MySpace blunder costs intern a job
Some young people treat their MySpace pages like a secret diary... they are more like a tattoo.
What did I say about Managing your personal online reputation will be a core life skill?
The story of one of the first guile-less victims of the MySpace generation's online is recounted in the New York Times.
When a small consulting company in Chicago was looking to hire a summer intern this month, the company's president went online to check on a promising candidate who had just graduated from the University of Illinois.
At Facebook, a popular social networking site, the executive found the candidate's Web page with this description of his interests: "smokin' blunts" (cigars hollowed out and stuffed with marijuana), shooting people and obsessive sex, all described in vivid slang.
It did not matter that the student was clearly posturing. He was done.
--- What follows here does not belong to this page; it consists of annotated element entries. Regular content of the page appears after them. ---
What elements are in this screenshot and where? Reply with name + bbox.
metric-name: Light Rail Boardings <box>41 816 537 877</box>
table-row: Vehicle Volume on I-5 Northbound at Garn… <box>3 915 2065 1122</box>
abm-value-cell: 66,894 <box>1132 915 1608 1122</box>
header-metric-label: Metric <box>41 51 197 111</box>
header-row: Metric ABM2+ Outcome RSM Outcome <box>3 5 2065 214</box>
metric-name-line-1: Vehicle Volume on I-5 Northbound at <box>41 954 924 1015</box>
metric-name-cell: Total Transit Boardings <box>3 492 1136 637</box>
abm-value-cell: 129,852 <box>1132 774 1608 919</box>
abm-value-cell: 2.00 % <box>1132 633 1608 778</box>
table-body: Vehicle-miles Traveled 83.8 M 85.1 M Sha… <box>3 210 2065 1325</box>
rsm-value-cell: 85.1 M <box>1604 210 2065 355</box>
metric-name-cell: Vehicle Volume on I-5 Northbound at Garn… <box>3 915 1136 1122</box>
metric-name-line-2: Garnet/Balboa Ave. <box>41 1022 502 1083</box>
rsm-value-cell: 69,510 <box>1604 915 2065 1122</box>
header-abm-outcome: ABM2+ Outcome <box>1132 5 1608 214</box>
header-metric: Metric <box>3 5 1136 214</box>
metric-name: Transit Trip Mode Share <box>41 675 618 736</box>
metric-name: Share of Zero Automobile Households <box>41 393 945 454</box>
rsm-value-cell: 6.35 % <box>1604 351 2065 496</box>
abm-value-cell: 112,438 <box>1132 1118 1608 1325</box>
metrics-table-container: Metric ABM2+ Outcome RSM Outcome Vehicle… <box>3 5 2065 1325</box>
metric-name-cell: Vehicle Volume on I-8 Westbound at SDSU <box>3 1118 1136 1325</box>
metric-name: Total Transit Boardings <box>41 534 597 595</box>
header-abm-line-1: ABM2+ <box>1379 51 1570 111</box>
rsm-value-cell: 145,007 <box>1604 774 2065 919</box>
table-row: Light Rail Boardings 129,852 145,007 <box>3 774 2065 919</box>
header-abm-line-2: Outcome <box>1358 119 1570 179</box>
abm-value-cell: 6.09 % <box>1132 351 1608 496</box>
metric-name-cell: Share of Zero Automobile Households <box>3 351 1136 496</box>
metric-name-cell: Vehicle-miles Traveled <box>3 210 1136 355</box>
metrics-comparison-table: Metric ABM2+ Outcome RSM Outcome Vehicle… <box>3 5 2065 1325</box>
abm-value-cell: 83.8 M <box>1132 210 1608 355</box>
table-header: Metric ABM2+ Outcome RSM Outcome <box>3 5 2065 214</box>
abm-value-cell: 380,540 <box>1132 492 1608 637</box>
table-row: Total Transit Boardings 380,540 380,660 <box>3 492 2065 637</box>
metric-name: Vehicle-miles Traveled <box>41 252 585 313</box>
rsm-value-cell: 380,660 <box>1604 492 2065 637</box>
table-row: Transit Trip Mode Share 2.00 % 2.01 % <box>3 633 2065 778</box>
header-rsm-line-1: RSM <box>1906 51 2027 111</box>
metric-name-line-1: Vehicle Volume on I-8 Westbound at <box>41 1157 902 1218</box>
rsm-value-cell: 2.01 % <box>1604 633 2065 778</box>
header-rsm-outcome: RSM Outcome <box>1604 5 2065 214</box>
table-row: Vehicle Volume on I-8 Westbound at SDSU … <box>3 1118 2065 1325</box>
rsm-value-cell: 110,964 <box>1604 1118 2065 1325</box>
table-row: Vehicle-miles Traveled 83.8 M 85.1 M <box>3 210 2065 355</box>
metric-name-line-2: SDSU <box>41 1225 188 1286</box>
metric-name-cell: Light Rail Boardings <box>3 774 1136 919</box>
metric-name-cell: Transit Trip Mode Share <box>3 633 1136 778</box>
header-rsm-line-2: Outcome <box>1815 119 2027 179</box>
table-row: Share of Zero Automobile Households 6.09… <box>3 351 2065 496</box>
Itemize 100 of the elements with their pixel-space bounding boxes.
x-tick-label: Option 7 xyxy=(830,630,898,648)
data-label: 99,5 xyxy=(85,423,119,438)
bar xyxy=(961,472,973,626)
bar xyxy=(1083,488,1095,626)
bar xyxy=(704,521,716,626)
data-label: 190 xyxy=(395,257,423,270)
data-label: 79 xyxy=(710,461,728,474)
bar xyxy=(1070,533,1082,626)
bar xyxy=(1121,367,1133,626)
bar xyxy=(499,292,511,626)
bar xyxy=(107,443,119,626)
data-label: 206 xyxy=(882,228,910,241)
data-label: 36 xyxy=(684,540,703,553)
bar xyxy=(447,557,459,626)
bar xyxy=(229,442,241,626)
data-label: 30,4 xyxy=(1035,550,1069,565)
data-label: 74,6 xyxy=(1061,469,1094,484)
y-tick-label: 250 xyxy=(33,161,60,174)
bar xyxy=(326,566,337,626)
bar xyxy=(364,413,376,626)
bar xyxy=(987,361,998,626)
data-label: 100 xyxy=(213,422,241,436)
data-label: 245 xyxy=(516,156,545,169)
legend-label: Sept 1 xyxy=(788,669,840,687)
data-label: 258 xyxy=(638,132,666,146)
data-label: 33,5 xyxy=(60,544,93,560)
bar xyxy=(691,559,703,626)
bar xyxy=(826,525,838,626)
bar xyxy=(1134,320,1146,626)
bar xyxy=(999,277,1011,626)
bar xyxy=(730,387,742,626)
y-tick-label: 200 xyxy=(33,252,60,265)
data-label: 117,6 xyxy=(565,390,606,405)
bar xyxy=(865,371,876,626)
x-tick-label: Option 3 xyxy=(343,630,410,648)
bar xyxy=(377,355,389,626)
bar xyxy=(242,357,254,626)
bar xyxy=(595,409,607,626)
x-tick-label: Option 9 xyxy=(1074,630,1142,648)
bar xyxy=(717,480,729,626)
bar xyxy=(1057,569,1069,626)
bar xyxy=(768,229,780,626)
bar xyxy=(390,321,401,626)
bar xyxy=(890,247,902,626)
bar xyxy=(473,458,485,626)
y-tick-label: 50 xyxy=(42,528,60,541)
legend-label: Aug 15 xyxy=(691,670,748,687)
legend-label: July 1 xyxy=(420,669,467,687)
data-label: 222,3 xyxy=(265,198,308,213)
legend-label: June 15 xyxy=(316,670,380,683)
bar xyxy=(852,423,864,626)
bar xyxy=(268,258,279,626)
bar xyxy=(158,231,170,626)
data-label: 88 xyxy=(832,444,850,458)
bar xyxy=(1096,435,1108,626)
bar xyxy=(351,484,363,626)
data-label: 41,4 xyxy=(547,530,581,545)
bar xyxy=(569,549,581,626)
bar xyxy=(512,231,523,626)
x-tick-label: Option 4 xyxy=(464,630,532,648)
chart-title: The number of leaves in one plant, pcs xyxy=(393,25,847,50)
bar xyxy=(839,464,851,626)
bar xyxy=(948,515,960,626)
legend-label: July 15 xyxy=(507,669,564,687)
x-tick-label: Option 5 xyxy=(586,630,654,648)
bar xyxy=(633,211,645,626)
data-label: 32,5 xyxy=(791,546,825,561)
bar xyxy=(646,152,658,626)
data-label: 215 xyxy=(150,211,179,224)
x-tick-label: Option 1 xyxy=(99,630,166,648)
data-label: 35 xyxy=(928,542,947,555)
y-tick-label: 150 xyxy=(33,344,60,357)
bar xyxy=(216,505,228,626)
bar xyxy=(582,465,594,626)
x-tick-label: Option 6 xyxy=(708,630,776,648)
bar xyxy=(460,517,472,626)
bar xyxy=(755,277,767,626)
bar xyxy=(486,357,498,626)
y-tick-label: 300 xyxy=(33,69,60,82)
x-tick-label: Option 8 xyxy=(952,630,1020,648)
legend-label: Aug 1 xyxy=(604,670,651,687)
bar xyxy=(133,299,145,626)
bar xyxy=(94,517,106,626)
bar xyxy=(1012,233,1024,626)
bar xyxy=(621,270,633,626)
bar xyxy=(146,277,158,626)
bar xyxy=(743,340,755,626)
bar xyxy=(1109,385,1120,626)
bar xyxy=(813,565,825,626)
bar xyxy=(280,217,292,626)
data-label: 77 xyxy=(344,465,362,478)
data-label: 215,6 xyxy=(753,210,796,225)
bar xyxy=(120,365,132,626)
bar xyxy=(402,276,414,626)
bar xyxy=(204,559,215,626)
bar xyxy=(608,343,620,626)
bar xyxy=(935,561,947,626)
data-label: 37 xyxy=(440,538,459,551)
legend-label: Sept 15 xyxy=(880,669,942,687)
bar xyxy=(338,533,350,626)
"A lot of it makes me think, what kind of judgment does this person have?" said the company's president, Brad Karsh. "Why are you allowing this to be viewed publicly, effectively, or semipublicly?"
Some young people treat their MySpace pages like a playground and a secret diary. But thanks to the all-seeing eyes of the search engines they are more like a tattoo, an indelible, or at least heard to erase statement about your identity that is very, very public indeed.
"I think students have the view that Facebook is their space and that the adult world doesn't know about it," said Mark W. Smith, assistant vice chancellor and director of the career center at Washington University in St. Louis. "But the adult world is starting to come in."
Parents and teachers need to start telling children in their care about personal reputation management now.